With return_dict_in_generate=True, i get the following output:

[                                                                                                                   
    {'role': 'user', 'content': 'Hello How are you?'},                                                              
    {                                                                                                               
        'role': 'assistant',                                                                                        
        'content': " Hello! I'm doing well. How about you? How can I help you today? Hello! I'm an AI, so I don't ha
What can I do for you today? Greetings! As an AI, I don't have personal experiences, but I'm fully operational and r
assistance you need.

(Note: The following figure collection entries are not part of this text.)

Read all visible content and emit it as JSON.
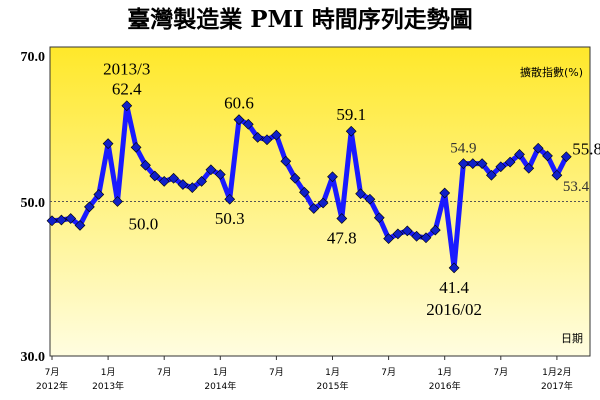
{
  "chart_data": {
    "type": "line",
    "title": "臺灣製造業 PMI 時間序列走勢圖",
    "ylabel": "擴散指數(%)",
    "xlabel": "日期",
    "ylim": [
      30,
      70
    ],
    "yticks": [
      "30.0",
      "50.0",
      "70.0"
    ],
    "xticks": [
      {
        "month": "7月",
        "year": "2012年",
        "index": 0
      },
      {
        "month": "1月",
        "year": "2013年",
        "index": 6
      },
      {
        "month": "7月",
        "year": "",
        "index": 12
      },
      {
        "month": "1月",
        "year": "2014年",
        "index": 18
      },
      {
        "month": "7月",
        "year": "",
        "index": 24
      },
      {
        "month": "1月",
        "year": "2015年",
        "index": 30
      },
      {
        "month": "7月",
        "year": "",
        "index": 36
      },
      {
        "month": "1月",
        "year": "2016年",
        "index": 42
      },
      {
        "month": "7月",
        "year": "",
        "index": 48
      },
      {
        "month": "1月2月",
        "year": "2017年",
        "index": 54
      }
    ],
    "x": [
      "2012/07",
      "2012/08",
      "2012/09",
      "2012/10",
      "2012/11",
      "2012/12",
      "2013/01",
      "2013/02",
      "2013/03",
      "2013/04",
      "2013/05",
      "2013/06",
      "2013/07",
      "2013/08",
      "2013/09",
      "2013/10",
      "2013/11",
      "2013/12",
      "2014/01",
      "2014/02",
      "2014/03",
      "2014/04",
      "2014/05",
      "2014/06",
      "2014/07",
      "2014/08",
      "2014/09",
      "2014/10",
      "2014/11",
      "2014/12",
      "2015/01",
      "2015/02",
      "2015/03",
      "2015/04",
      "2015/05",
      "2015/06",
      "2015/07",
      "2015/08",
      "2015/09",
      "2015/10",
      "2015/11",
      "2015/12",
      "2016/01",
      "2016/02",
      "2016/03",
      "2016/04",
      "2016/05",
      "2016/06",
      "2016/07",
      "2016/08",
      "2016/09",
      "2016/10",
      "2016/11",
      "2016/12",
      "2017/01",
      "2017/02"
    ],
    "values": [
      47.5,
      47.6,
      47.8,
      46.9,
      49.3,
      50.9,
      57.5,
      50.0,
      62.4,
      57.0,
      54.7,
      53.3,
      52.6,
      53.0,
      52.2,
      51.8,
      52.6,
      54.1,
      53.5,
      50.3,
      60.6,
      60.0,
      58.3,
      58.0,
      58.6,
      55.2,
      53.0,
      51.2,
      49.1,
      49.8,
      53.2,
      47.8,
      59.1,
      51.0,
      50.3,
      47.9,
      45.2,
      45.8,
      46.2,
      45.5,
      45.3,
      46.3,
      51.1,
      41.4,
      54.9,
      54.9,
      54.9,
      53.4,
      54.5,
      55.1,
      56.1,
      54.3,
      56.9,
      55.9,
      53.4,
      55.8
    ],
    "annotations": [
      {
        "text": "2013/3",
        "index": 8,
        "pos": "above-top"
      },
      {
        "text": "62.4",
        "index": 8,
        "pos": "above"
      },
      {
        "text": "50.0",
        "index": 7,
        "pos": "below-right"
      },
      {
        "text": "60.6",
        "index": 20,
        "pos": "above"
      },
      {
        "text": "50.3",
        "index": 19,
        "pos": "below"
      },
      {
        "text": "59.1",
        "index": 32,
        "pos": "above"
      },
      {
        "text": "47.8",
        "index": 31,
        "pos": "below"
      },
      {
        "text": "41.4",
        "index": 43,
        "pos": "below"
      },
      {
        "text": "2016/02",
        "index": 43,
        "pos": "below-2"
      },
      {
        "text": "54.9",
        "index": 44,
        "pos": "above-small"
      },
      {
        "text": "55.8",
        "index": 55,
        "pos": "right-above"
      },
      {
        "text": "53.4",
        "index": 54,
        "pos": "right-below"
      }
    ],
    "grid": false,
    "colors": {
      "line": "#1a1aff",
      "marker_fill": "#1020c8",
      "bg_top": "#ffe82a",
      "bg_bottom": "#fffde0",
      "ref_line": "#555555"
    }
  }
}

What's on your mind?"                                                                          
    }                                                                                                               
]                                                                                                                   

And when false:

You are not running the flash-attention implementation, expect numerical differences.                               
[{'role': 'user', 'content': 'Hello How are you?'}, {'role': 'assistant', 'content': " Hello! I'm doing well. How about you?